You are right to have a greater aversion to sin… than to dairy.


#14

Not sure, because of what the dictionary allows. Take for example the statement: I have an allergy to work. The dictionary presents this as an acceptable use of the word allergy. Under that authoritative reasoning, it seems to me that you could also reasonably argue that “I have an allergy to dairy” is a similarly acceptable use of the word allergy and therefore is not a serious lie. It seems like it is more of a harmless euphemistic expression designed to not cause difficulties between the position of the vegan and the policy of the restaurant.


#15

A lie is a sin -be it serious or no (I never said it was serious here -but only that it is a sin and thus not to be done).

In those circumstances there is a ZERO possibility of a person thinking that “allergic” means anything other then a medical meaning.

Such sounds rather to be a “strict mental reservation” which in moral theology = a lie.

And a lie is a sin.

Catechism:

“The Lord denounces lying as the work of the devil: “You are of your father the devil, . . . there is no truth in him. When he lies, he speaks according to his own nature, for he is a liar and the father of lies.””

“By its very nature, lying is to be condemned.”
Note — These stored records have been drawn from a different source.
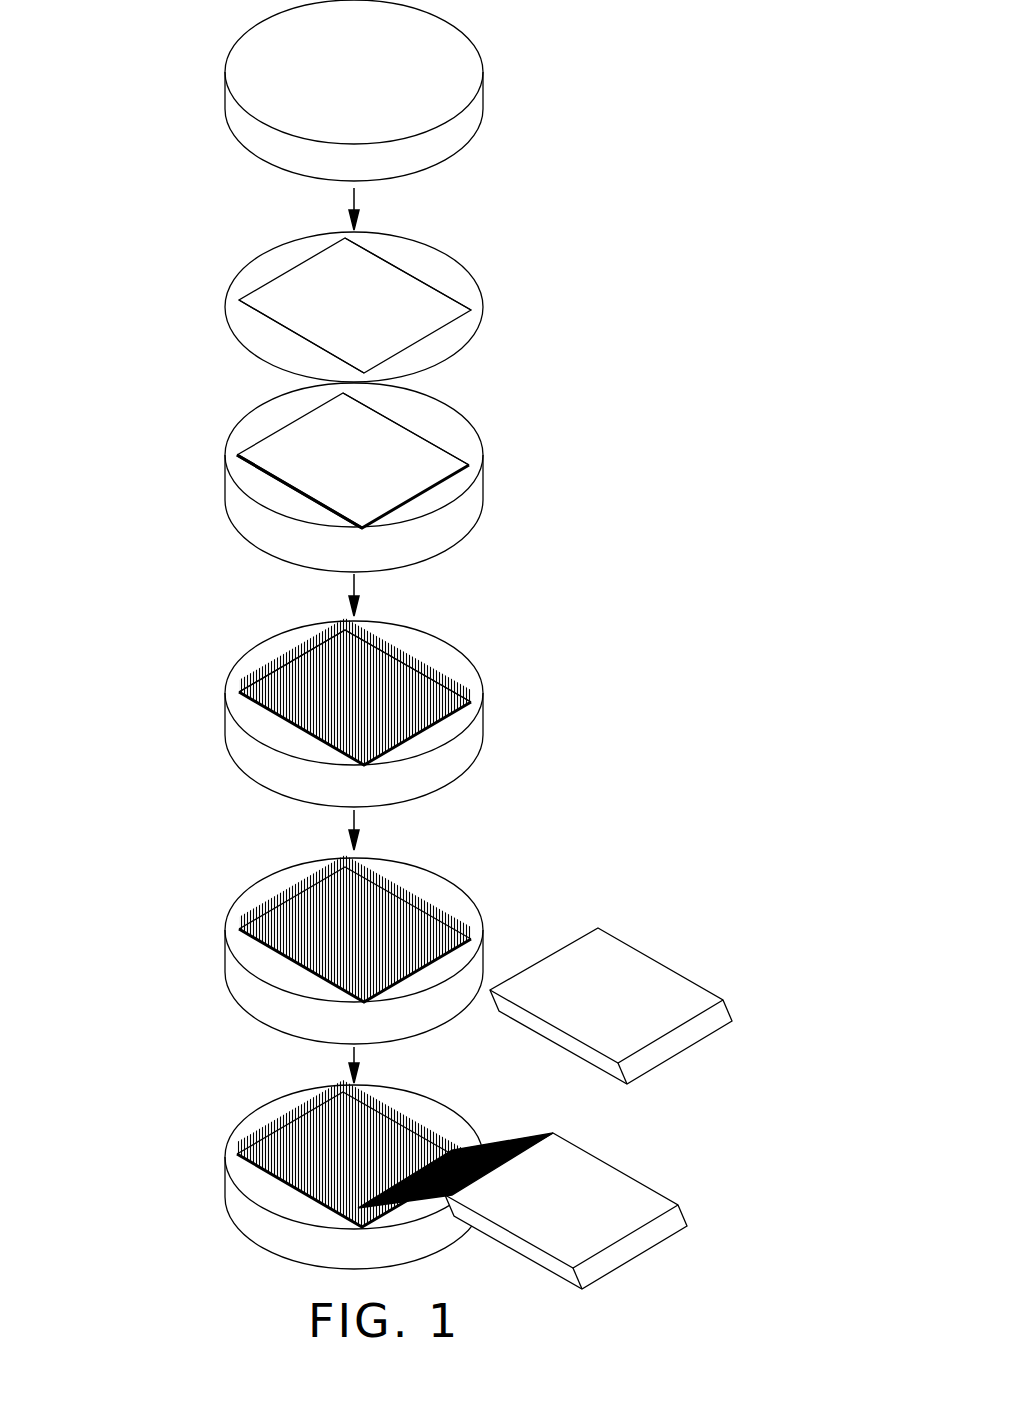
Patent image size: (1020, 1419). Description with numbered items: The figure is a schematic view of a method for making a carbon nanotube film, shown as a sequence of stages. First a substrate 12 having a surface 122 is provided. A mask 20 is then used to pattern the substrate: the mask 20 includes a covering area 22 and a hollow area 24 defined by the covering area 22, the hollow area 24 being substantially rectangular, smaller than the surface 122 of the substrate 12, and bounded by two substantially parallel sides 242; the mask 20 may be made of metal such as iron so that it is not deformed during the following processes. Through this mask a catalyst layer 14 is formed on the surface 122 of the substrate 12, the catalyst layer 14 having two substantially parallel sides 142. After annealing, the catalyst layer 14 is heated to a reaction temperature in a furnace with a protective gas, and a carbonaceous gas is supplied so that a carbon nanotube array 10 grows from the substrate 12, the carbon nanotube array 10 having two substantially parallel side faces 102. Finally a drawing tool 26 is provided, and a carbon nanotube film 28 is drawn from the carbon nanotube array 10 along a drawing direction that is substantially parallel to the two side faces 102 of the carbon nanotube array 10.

The carbon nanotube array 10 is at (433, 667).
The side faces 102 is at (388, 645).
The substrate 12 is at (510, 86).
The surface 122 is at (252, 62).
The catalyst layer 14 is at (403, 463).
The sides 142 is at (390, 418).
The mask 20 is at (346, 284).
The covering area 22 is at (258, 272).
The hollow area 24 is at (410, 312).
The sides 242 is at (383, 258).
The drawing tool 26 is at (637, 975).
The carbon nanotube film 28 is at (500, 1138).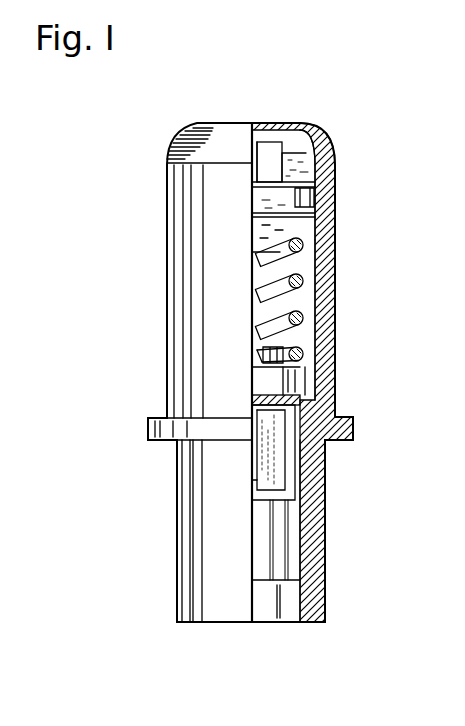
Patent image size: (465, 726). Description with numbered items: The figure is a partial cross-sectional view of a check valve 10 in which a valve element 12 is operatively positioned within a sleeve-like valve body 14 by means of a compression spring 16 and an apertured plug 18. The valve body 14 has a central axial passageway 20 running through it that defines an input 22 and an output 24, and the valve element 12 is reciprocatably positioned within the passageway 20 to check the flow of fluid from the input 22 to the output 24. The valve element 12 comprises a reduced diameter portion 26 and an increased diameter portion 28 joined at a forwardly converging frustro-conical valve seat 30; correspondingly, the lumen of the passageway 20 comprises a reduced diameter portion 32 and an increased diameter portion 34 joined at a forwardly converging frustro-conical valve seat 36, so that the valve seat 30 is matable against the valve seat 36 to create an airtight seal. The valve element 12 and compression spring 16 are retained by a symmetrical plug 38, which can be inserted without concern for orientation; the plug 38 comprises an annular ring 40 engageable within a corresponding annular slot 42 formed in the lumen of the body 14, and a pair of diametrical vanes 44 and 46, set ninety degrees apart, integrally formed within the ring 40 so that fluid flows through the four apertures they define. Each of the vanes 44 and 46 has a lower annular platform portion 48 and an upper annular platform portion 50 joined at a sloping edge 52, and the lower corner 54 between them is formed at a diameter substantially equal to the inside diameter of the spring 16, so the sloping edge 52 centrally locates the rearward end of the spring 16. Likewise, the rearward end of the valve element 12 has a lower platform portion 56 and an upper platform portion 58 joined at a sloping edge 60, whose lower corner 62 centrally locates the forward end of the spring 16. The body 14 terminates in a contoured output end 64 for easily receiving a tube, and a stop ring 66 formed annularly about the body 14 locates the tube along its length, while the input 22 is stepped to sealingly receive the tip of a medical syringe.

The check valve 10 is at (130, 116).
The valve element 12 is at (258, 464).
The valve body 14 is at (340, 298).
The compression spring 16 is at (262, 294).
The apertured plug 18 is at (333, 200).
The central axial passageway 20 is at (300, 264).
The input 22 is at (210, 648).
The output 24 is at (310, 76).
The reduced diameter portion 26 is at (300, 477).
The increased diameter portion 28 is at (310, 398).
The frustro-conical valve seat 30 is at (336, 412).
The reduced diameter portion 32 is at (275, 497).
The increased diameter portion 34 is at (337, 318).
The frustro-conical valve seat 36 is at (353, 428).
The symmetrical plug 38 is at (268, 236).
The annular ring 40 is at (325, 178).
The annular slot 42 is at (316, 196).
The diametrical vane 44 is at (283, 158).
The diametrical vane 46 is at (272, 150).
The lower annular platform portion 48 is at (305, 160).
The upper annular platform portion 50 is at (257, 128).
The sloping edge 52 is at (308, 146).
The lower corner 54 is at (262, 197).
The lower platform portion 56 is at (307, 364).
The upper platform portion 58 is at (268, 342).
The sloping edge 60 is at (275, 355).
The lower corner 62 is at (283, 368).
The contoured output end 64 is at (172, 152).
The stop ring 66 is at (170, 430).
scborromeo.org/ccc/p3s2c2a8.htm#24

1753 A good intention (for example, that of helping one’s neighbor) does not make behavior that is intrinsically disordered, such as lying and calumny, good or just. The end does not justify the means. scborromeo.org/ccc/ccc_toc.htm

As St Paul tells us in the inspired Word of God Romans 3:7-8.


#16

Then you disagree with the dictionary which says it is OK to say: “I have an allergy to work” even though this does not have any medical meaning. I agree with the dictionary and believe that the word allergy can be used without committing sin to denote something other than the common medical use of the term.
I base my argument on the third definition of allergy given in dictionary.com.


#17

Perfectly said 1ke :thumbsup:


#18

I sympathize, but I think you’re trying to bend the rules a little too much here for convenience.
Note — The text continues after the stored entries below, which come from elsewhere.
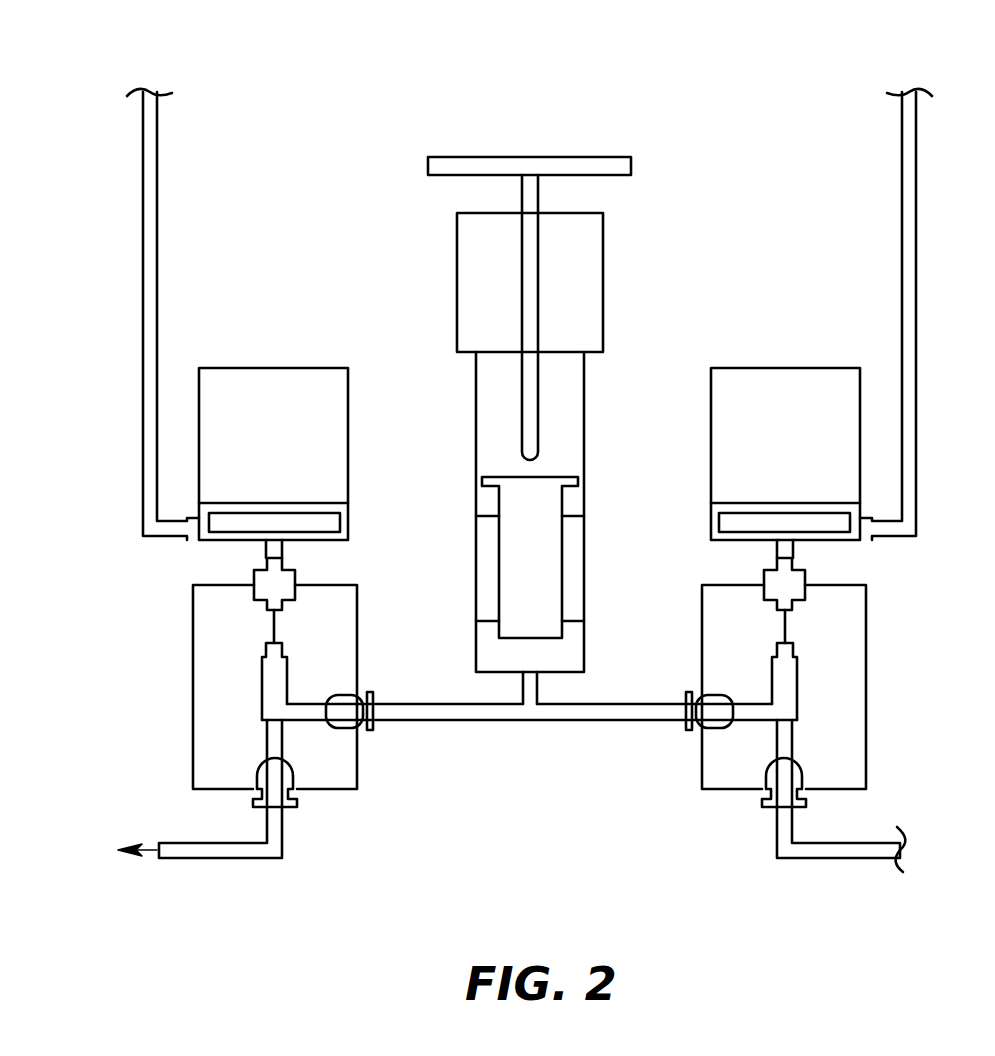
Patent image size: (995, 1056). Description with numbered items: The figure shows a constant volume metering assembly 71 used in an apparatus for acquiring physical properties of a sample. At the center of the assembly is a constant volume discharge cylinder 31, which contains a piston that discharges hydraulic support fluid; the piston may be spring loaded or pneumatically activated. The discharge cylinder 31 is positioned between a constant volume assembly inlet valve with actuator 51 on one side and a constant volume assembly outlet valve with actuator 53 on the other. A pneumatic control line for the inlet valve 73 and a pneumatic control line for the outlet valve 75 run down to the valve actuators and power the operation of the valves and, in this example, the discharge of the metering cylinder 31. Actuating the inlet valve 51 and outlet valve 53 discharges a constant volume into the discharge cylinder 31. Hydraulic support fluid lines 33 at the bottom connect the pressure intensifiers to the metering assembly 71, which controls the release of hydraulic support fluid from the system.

The constant volume metering assembly 71 is at (838, 57).
The constant volume discharge cylinder 31 is at (533, 157).
The hydraulic support fluid lines 33 is at (220, 860).
The constant volume assembly inlet valve with actuator 51 is at (866, 688).
The constant volume assembly outlet valve with actuator 53 is at (193, 688).
The pneumatic control line for the inlet valve 73 is at (917, 313).
The pneumatic control line for the outlet valve 75 is at (142, 310).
I think you should find a restaurant that you trust and be a regular customer there. :thumbsup:


#19

If I could, I would.

I know what my options are. Most of the time, I make my own meals, but that is not possible for me 100%.

My other option is to not eat, and for me with some of my medical conditions, meal-skipping is not good.


#20

In the context it would seem to be a strict mental reservation for one is not giving a clue as to what is meant due to the context.

A strict mental reservation is a lie by theological definition.